Tuesday, October 10, 2006



Interesting column from Ray Chesterton on how the old Aussie lingo and slangology is dying out. But how many Australians really talk the talk the way Ray says he remembers it? And how many ever did?

"Bloody Hell", "bugger", "crikey" and "flippin' heck" still get a regular workout by the oldies at my local, but I don't ever remember anyone, even the blokes who were World War One veterans talking in Aussie 'strine like you would have heard in cliched Australian comedies of the late 60s and early 70s.

If the old Australian language is dying out, it's been a long slow death, no doubt helped along by the domination of American and British TV shows on the box, and the rich and colourful slanguage of US and UK rap and hip hop artists.

Anyway, here's what's troubling old Ray :

"My cobber is crook as Rookwood somewhere near the Black Stump and I'm going to get him."

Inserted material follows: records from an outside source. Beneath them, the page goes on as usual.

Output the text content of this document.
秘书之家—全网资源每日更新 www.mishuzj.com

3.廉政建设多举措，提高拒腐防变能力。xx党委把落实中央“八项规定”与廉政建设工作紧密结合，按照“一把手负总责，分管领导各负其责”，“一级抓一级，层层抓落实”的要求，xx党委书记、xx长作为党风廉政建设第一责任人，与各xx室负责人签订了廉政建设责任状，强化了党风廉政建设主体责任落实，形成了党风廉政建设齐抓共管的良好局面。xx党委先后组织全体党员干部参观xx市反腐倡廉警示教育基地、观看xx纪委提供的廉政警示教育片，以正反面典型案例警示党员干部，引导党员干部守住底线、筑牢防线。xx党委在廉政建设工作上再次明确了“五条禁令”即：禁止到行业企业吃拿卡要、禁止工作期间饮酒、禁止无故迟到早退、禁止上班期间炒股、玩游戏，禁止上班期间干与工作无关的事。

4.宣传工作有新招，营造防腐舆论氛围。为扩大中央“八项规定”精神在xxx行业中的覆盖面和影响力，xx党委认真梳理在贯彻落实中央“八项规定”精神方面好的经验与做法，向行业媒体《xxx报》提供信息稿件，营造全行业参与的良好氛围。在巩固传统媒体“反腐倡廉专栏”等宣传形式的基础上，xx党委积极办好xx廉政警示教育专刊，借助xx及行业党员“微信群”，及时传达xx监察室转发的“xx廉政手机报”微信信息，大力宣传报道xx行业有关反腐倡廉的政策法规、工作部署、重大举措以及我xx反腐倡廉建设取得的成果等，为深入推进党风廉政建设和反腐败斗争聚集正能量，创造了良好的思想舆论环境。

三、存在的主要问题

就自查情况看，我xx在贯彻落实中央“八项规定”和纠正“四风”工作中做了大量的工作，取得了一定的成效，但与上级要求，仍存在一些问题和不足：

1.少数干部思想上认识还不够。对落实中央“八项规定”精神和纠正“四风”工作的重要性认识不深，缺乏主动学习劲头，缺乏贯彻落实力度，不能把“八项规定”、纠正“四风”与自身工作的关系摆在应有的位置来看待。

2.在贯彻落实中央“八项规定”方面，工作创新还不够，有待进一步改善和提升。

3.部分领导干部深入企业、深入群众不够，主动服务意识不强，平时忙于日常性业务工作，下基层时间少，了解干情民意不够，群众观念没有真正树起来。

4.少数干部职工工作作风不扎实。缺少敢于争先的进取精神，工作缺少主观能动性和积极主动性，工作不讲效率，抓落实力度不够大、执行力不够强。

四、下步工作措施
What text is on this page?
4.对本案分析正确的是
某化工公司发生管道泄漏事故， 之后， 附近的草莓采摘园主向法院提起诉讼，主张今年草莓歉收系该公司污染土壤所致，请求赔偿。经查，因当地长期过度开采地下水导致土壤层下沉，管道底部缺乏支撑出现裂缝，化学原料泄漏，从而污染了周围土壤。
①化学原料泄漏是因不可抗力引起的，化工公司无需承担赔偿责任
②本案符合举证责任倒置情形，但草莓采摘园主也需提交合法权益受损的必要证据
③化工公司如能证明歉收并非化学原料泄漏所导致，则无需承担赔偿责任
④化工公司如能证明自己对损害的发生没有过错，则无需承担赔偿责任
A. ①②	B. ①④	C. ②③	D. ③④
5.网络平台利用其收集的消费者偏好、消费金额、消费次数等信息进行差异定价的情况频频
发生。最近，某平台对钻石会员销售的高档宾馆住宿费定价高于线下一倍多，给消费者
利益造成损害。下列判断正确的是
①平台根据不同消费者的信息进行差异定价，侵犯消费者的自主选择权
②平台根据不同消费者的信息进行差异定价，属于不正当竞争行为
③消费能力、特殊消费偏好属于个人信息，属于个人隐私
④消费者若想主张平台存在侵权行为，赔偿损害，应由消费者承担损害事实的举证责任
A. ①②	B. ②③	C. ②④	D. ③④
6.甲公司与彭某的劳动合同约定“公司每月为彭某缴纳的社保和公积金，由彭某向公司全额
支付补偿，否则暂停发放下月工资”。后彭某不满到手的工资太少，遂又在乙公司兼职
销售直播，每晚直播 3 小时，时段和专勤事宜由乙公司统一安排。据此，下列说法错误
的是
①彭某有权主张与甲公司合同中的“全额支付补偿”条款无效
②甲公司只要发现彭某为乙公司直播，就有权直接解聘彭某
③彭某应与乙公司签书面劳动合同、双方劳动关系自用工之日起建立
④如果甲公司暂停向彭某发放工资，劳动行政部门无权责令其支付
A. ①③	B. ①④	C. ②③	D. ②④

"I hate the Mulga but this bloke's blood's worth bottling, even if he's sometimes a sandwich short of a picnic.

"It'll cost big bikkies but I'll chuck a sickie and hope no bludger gives me up."

Ah. The resonance of the majestic English language. Its rhythms, its unmistakable cadence, its nuances so easily understood by Australians.

Nowadays Australian colloquialisms are going down the same path to extinction as the Tasmanian tiger.

No one calls anyone a "mutton-headed galah," as Nino Culotta did in Gone Fishin', " any more.

Instead, it's "Hi bro" when teenagers meet instead of "Hello mate".

Americanisms are an unimaginative substitution for genuine wit and humour.

Why steal from others when we have a rich cultural verbal heritage of our own?

At a time when we're saving water, trees and anything else that walks, flies or swims could we spare some time and effort to save the language.

Stone the crows, it would be worth it.